Before having a baby, before getting married whitewater kayaking was an activity that I loved. The sport was totally mental challenging me to control my fears and anxieties, relinquish all my worldly baggage of emotional conflicts or self-conscious nervousness, and just be. Be apart of the water, apart of the environment, be apart of myself. I loved the challenging aspects of overcoming my fear and embracing my wildness.
Well, needless to say marriage and definitely motherhood has calmed my savage beast (if ever a beast existed). Moving farther from the rivers I loved did not help. There is no resentment or disdain. I have made my choices and I am content with my decisions. But that does not mean I do not miss the healing power the rivers have on my psyche.
Over Memorial weekend I paddled three days in a row, an opportunity that has not manifested in several years.
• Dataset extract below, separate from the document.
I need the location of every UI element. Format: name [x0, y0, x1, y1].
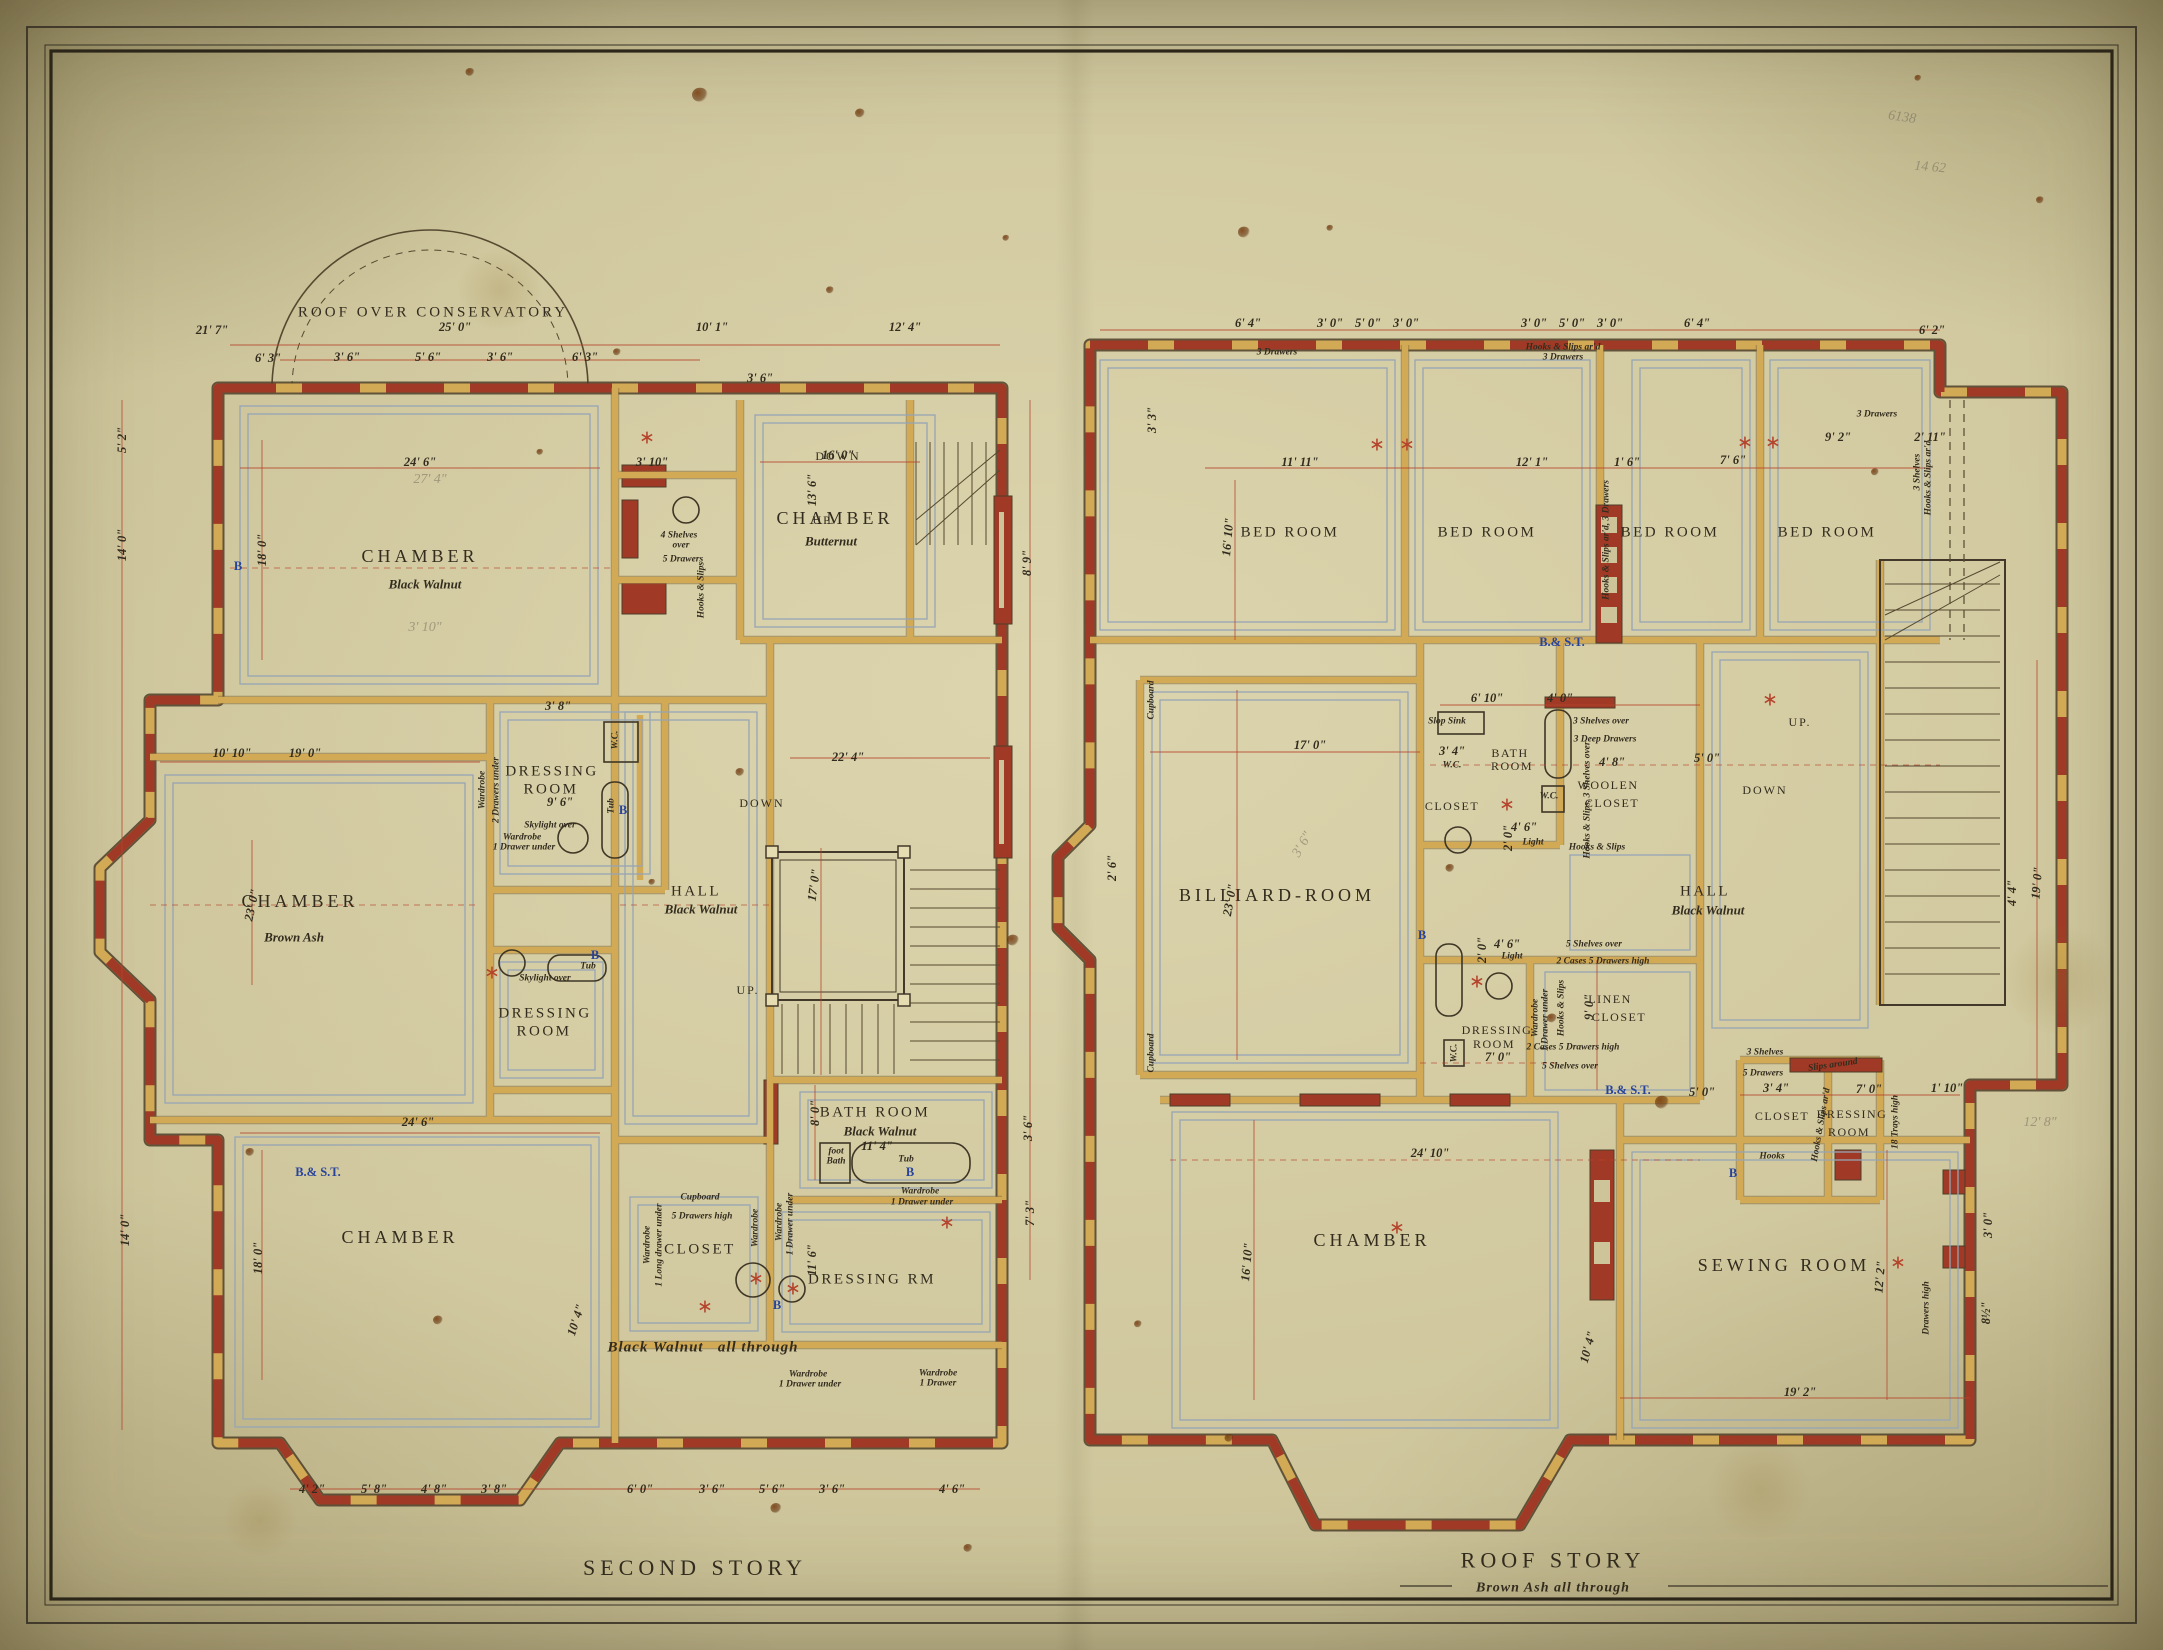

The rivers I paddled were far from demanding, but it did not matter because of the connections I made. Another important aspect of paddling are the relations formed. Whether its reconnecting with old friends or listening to a hurting heart or making small talk with a new acquaintance the humanity encompassed by a common interest is irreplaceable.
There was a sense of being incomplete having my daughter and husband absent, yet the time allowed for renewal as well as feeling like my old self. I cannot wait to enlist my daughter in the dearly treasured sport of whitewater paddling. I cannot wait to have a family bond like I experienced as a child with my parents. I hope my daughter will appreciate and cherish the oneness with the water as I have and hopefully it will be our kinship as mother and daughter.